Hey Bloomers,
I'm really interested in the Bloom system and its focus on the set as a basic data type. By the way, if what i'm asking has an obvious answer in the Hadoop jungle, don't hesitate to answer my question with 'you're just asking for X implemented in Y so ask mailing-list Z'.
So here's the problem statement:
Suppose I have a large group of small sets. For this example lets say that each set can have up to 5 elements.
These sets are composed of strings that all relate to a certain topic, for example:
pets = {cat, dog, bird, rabbit, snake}
domestic = {cat, dog, goat, cow}
house = {chair, table, cat, bedroom}
furniture = {chair, table, bed, couch}
carry = {backpack, laptop, phone, dog}
get_stolen = {seat, backpack, girlfriend}
etc.
I hold a personal set of up-to-5 elements:
Abhay = {cat, dog, backpack, laptop, girlfriend}
My problem statement is that I want to create a list of sets ordered by ‘relevance’. Suppose that the space of sets is 10s of millions, and that I want to quickly/cheaply recompute the relevance when I add, remove, change an element in my set. Relevance here means not only sets with highest coverage (importance) but also sets that combine uncommon elements (uniqueness). In the example, the overlap is:
Abhay pets = {cat, dog}
Abhay domestic = {cat, dog}
Abhay house = {}
Abhay furniture = {}
Abhay carry = {backpack, laptop, dog}
Abhay get_stolen = {backpack, girlfriend}
The “abhay carry” overlap is relevant for its importance, but the “abhay get_stolen” is relevant for its uniqueness.
————————————————
My current attempt at this problem is to use three tiers:
1. Inverted index of elements to quickly retrieve list of sets that contain a single element
2. Merging the indices from above, using memoization along the way to speed up results
3. Precomputed set coverage for all 5-choose-4 subsets of my personal set (so if I remove or change an element the system doesn't have to do step 2)

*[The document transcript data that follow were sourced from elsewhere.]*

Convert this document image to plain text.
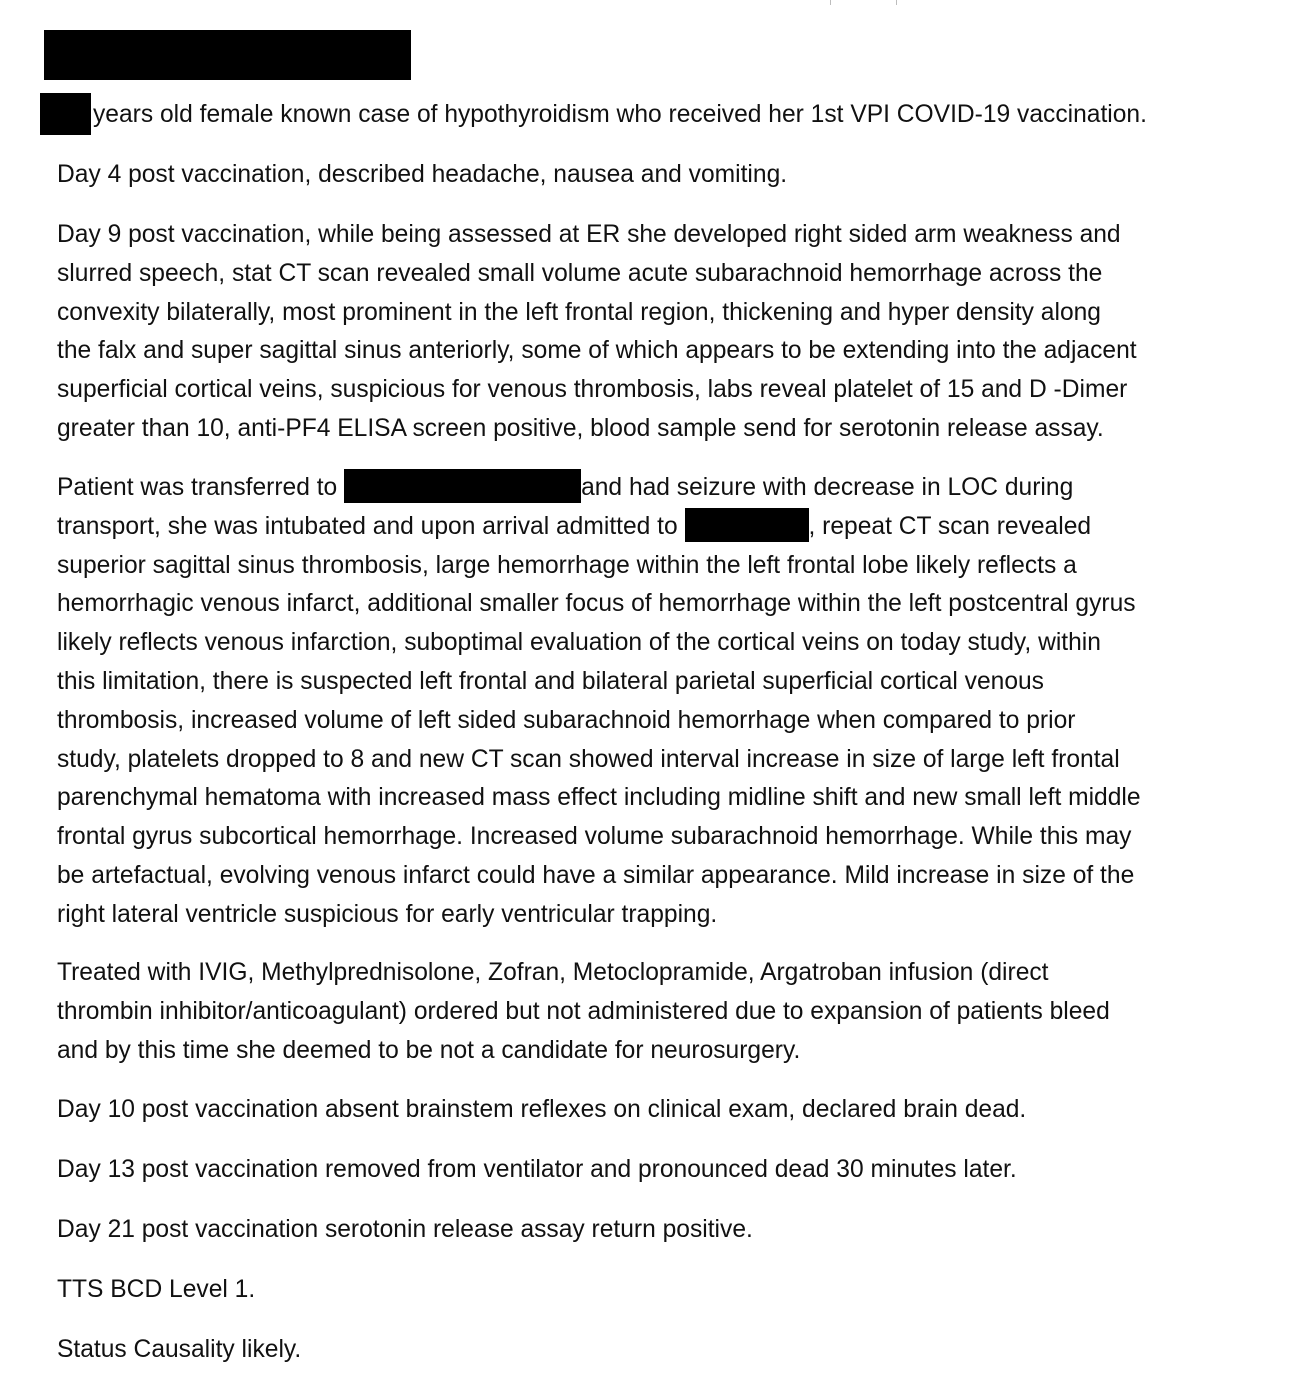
years old female known case of hypothyroidism who received her 1st VPI COVID-19 vaccination.
Day 4 post vaccination, described headache, nausea and vomiting.
Day 9 post vaccination, while being assessed at ER she developed right sided arm weakness and
slurred speech, stat CT scan revealed small volume acute subarachnoid hemorrhage across the
convexity bilaterally, most prominent in the left frontal region, thickening and hyper density along
the falx and super sagittal sinus anteriorly, some of which appears to be extending into the adjacent
superficial cortical veins, suspicious for venous thrombosis, labs reveal platelet of 15 and D -Dimer
greater than 10, anti-PF4 ELISA screen positive, blood sample send for serotonin release assay.
Patient was transferred to	and had seizure with decrease in LOC during
transport, she was intubated and upon arrival admitted to	, repeat CT scan revealed
superior sagittal sinus thrombosis, large hemorrhage within the left frontal lobe likely reflects a
hemorrhagic venous infarct, additional smaller focus of hemorrhage within the left postcentral gyrus
likely reflects venous infarction, suboptimal evaluation of the cortical veins on today study, within
this limitation, there is suspected left frontal and bilateral parietal superficial cortical venous
thrombosis, increased volume of left sided subarachnoid hemorrhage when compared to prior
study, platelets dropped to 8 and new CT scan showed interval increase in size of large left frontal
parenchymal hematoma with increased mass effect including midline shift and new small left middle
frontal gyrus subcortical hemorrhage. Increased volume subarachnoid hemorrhage. While this may
be artefactual, evolving venous infarct could have a similar appearance. Mild increase in size of the
right lateral ventricle suspicious for early ventricular trapping.
Treated with IVIG, Methylprednisolone, Zofran, Metoclopramide, Argatroban infusion (direct
thrombin inhibitor/anticoagulant) ordered but not administered due to expansion of patients bleed
and by this time she deemed to be not a candidate for neurosurgery.
Day 10 post vaccination absent brainstem reflexes on clinical exam, declared brain dead.
Day 13 post vaccination removed from ventilator and pronounced dead 30 minutes later.
Day 21 post vaccination serotonin release assay return positive.
TTS BCD Level 1.
Status Causality likely.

--------------------------------------------------
The reason why Bloom interests me for this problem is that everything in my system is fundamentally a set or set-of-sets. I also have a lot of concurrency problems with using old data in a constantly shifting environment. Thankfully, I have lower constraints on how correct the results are. I'm curious whether anyone has advice or direction for me in this problem, using Bloom (or otherwise).